Sunday, January 25, 2009

The Inauguration of Barack Obama














Several weeks ago my boss at the Post-Gazette lets me know that they were planning on sending me to the inauguration. At first I was almost certain that we weren't going to get anywhere near Obama, and I started to plan out ideas for crowd photos and the likes. Then, a week before the big day, my editor calls me and says that we've obtained one credential for the main press riser during the swear-in ceremony. He offered me the credential (which is strange, because I'm the least senior staff member), and I almost turned it down.

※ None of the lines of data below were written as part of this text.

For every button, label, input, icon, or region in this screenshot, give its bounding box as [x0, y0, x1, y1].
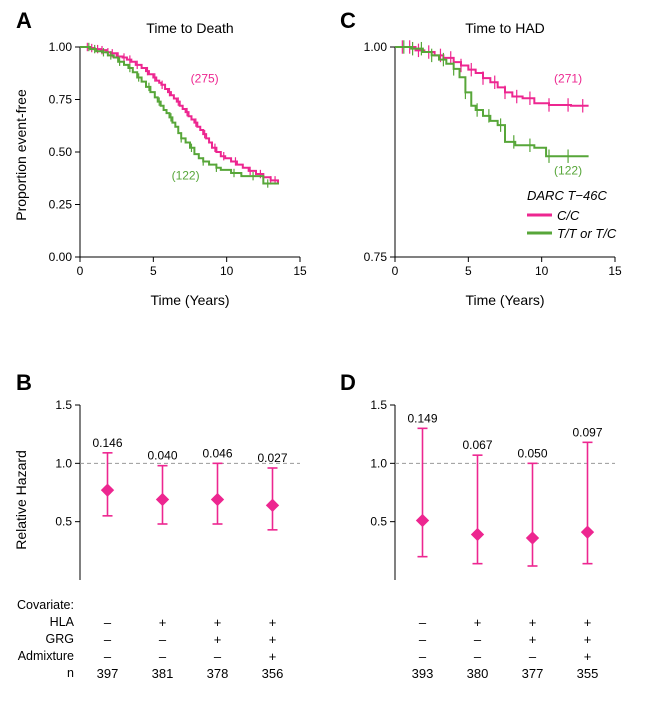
panel-a-title: Time to Death: [146, 20, 233, 36]
svg-text:1.00: 1.00: [364, 40, 388, 54]
svg-text:1.0: 1.0: [55, 456, 72, 470]
cov-cell: –: [96, 632, 120, 647]
legend-title: DARC T−46C: [527, 188, 607, 203]
cov-n-cell: 397: [90, 666, 126, 681]
cov-n-cell: 380: [460, 666, 496, 681]
svg-text:0.5: 0.5: [55, 515, 72, 529]
svg-text:0.00: 0.00: [49, 250, 73, 264]
cov-cell: +: [206, 632, 230, 647]
cov-cell: –: [466, 649, 490, 664]
panel-c-axes: 0 5 10 15 0.75 1.00: [364, 40, 622, 278]
cov-n-cell: 378: [200, 666, 236, 681]
panel-a-axes: 0 5 10 15 0.00 0.25 0.50 0.75 1.00: [49, 40, 307, 278]
panel-a-svg: Time to Death 0 5 10 15 0.00 0.25 0.50 0.75 1.00…: [40, 15, 320, 315]
svg-text:1.00: 1.00: [49, 40, 73, 54]
cov-cell: +: [521, 632, 545, 647]
svg-text:0.097: 0.097: [572, 425, 602, 439]
cov-cell: –: [521, 649, 545, 664]
cov-cell: –: [411, 632, 435, 647]
cov-cell: –: [96, 649, 120, 664]
cov-cell: +: [521, 615, 545, 630]
svg-text:0: 0: [77, 264, 84, 278]
svg-text:0: 0: [392, 264, 399, 278]
panel-b-forest: 0.146 0.040 0.046 0.027: [92, 436, 287, 530]
cov-cell: –: [151, 632, 175, 647]
cov-cell: +: [261, 649, 285, 664]
panel-label-b: B: [16, 370, 32, 396]
cov-row-hla: HLA: [0, 615, 74, 629]
cov-cell: +: [261, 632, 285, 647]
svg-text:1.5: 1.5: [370, 398, 387, 412]
legend-label-0: C/C: [557, 208, 580, 223]
svg-text:(271): (271): [554, 71, 582, 85]
ylabel-survival: Proportion event-free: [13, 89, 29, 221]
cov-row-admix: Admixture: [0, 649, 74, 663]
cov-cell: –: [151, 649, 175, 664]
panel-b-svg: 0.5 1.0 1.5 0.146 0.040 0.046 0.027: [40, 395, 320, 605]
svg-text:0.5: 0.5: [370, 515, 387, 529]
svg-text:0.146: 0.146: [92, 436, 122, 450]
svg-text:5: 5: [150, 264, 157, 278]
cov-n-cell: 377: [515, 666, 551, 681]
ylabel-hazard: Relative Hazard: [13, 450, 29, 550]
svg-text:0.75: 0.75: [364, 250, 388, 264]
panel-c-xlabel: Time (Years): [465, 292, 544, 308]
panel-d-forest: 0.149 0.067 0.050 0.097: [407, 411, 602, 566]
svg-text:1.5: 1.5: [55, 398, 72, 412]
svg-text:0.050: 0.050: [517, 446, 547, 460]
figure-root: A C B D Time to Death 0510150.000.250.50…: [0, 0, 653, 713]
svg-text:(122): (122): [172, 168, 200, 182]
cov-cell: +: [206, 615, 230, 630]
cov-cell: +: [576, 632, 600, 647]
svg-text:0.027: 0.027: [257, 451, 287, 465]
svg-text:5: 5: [465, 264, 472, 278]
cov-header: Covariate:: [0, 598, 74, 612]
cov-cell: +: [576, 615, 600, 630]
cov-cell: +: [261, 615, 285, 630]
panel-d-svg: 0.5 1.0 1.5 0.149 0.067 0.050 0.097: [355, 395, 635, 605]
cov-cell: –: [411, 615, 435, 630]
panel-b-axes: 0.5 1.0 1.5: [55, 398, 300, 580]
row1-yaxis-title: Proportion event-free: [8, 25, 38, 285]
panel-a-series: (275) (122): [80, 43, 278, 188]
panel-a-xlabel: Time (Years): [150, 292, 229, 308]
svg-text:0.50: 0.50: [49, 145, 73, 159]
svg-text:(122): (122): [554, 164, 582, 178]
svg-text:10: 10: [535, 264, 549, 278]
cov-cell: –: [206, 649, 230, 664]
svg-text:0.25: 0.25: [49, 198, 73, 212]
svg-text:0.75: 0.75: [49, 93, 73, 107]
svg-text:15: 15: [293, 264, 307, 278]
cov-cell: +: [466, 615, 490, 630]
panel-c-series: (271) (122): [395, 40, 589, 177]
cov-n-cell: 381: [145, 666, 181, 681]
cov-n-cell: 393: [405, 666, 441, 681]
svg-text:0.046: 0.046: [202, 446, 232, 460]
svg-text:(275): (275): [191, 72, 219, 86]
row2-yaxis-title: Relative Hazard: [8, 400, 38, 600]
svg-text:10: 10: [220, 264, 234, 278]
cov-n-cell: 356: [255, 666, 291, 681]
panel-c-svg: Time to HAD 0 5 10 15 0.75 1.00 (271) (122) Ti…: [355, 15, 650, 315]
svg-text:15: 15: [608, 264, 622, 278]
cov-n-cell: 355: [570, 666, 606, 681]
panel-label-d: D: [340, 370, 356, 396]
legend-label-1: T/T or T/C: [557, 226, 617, 241]
cov-row-grg: GRG: [0, 632, 74, 646]
cov-cell: +: [151, 615, 175, 630]
cov-row-n: n: [0, 666, 74, 680]
svg-text:0.040: 0.040: [147, 449, 177, 463]
svg-text:1.0: 1.0: [370, 456, 387, 470]
panel-label-c: C: [340, 8, 356, 34]
cov-cell: –: [466, 632, 490, 647]
cov-cell: –: [96, 615, 120, 630]
panel-c-title: Time to HAD: [465, 20, 545, 36]
svg-text:0.149: 0.149: [407, 411, 437, 425]
svg-text:0.067: 0.067: [462, 438, 492, 452]
legend: DARC T−46C C/C T/T or T/C: [527, 188, 617, 241]
cov-cell: +: [576, 649, 600, 664]
cov-cell: –: [411, 649, 435, 664]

All I could think about was how standard and similar my image was going to be compared to the countless others photographing the event, a good host of whom would have better positions than I.

I wanted to work the crowds instead. I wanted to be able to do something and have something to show from the event that was unique to me. And I would have probably done that, had I not called a friend of mine that works for our competing paper to ask his advice.

He was fairly shocked that I was really about to turn down the credential. He put it plainly, "You have the opportunity to photograph the swearing-in of the first black president in the history of the United States." Implied meaning: "Are you an idiot?"

It hadn't really hit me, how momentous this occasion was, until he said that. I don't know why I'm like that. But, needless to say, I took the credential.

And this is my frame. It's no different than the hundreds you've all probably seen thus far, except that it is mine. I feel proud about this image in a way I haven't felt before. I'm proud that, in a time defined by cutbacks and layoffs, my paper found a way to send a team of journalists to cover an important moment in this country's history. I'm proud that I can say that I saw Obama raise his hand to take the oath of office with my own eyes. And I'm proud that we live in a country where, truly, any one of us can achieve even the loftiest of goals. Be it a black man becoming president, or a kid who one day decided come hell or high water, all he wanted to do was take photographs for the rest of his life.

2 comments:

old man neill said...

very cool. :)

Toni Conrad said...

Wow Mike!!! That is so cool they sent you there like that! I cant believe you almost turned it down... That was a huge honor for them to let you do it. You will have to keep those photos in a safe place... They are something special. They are really good.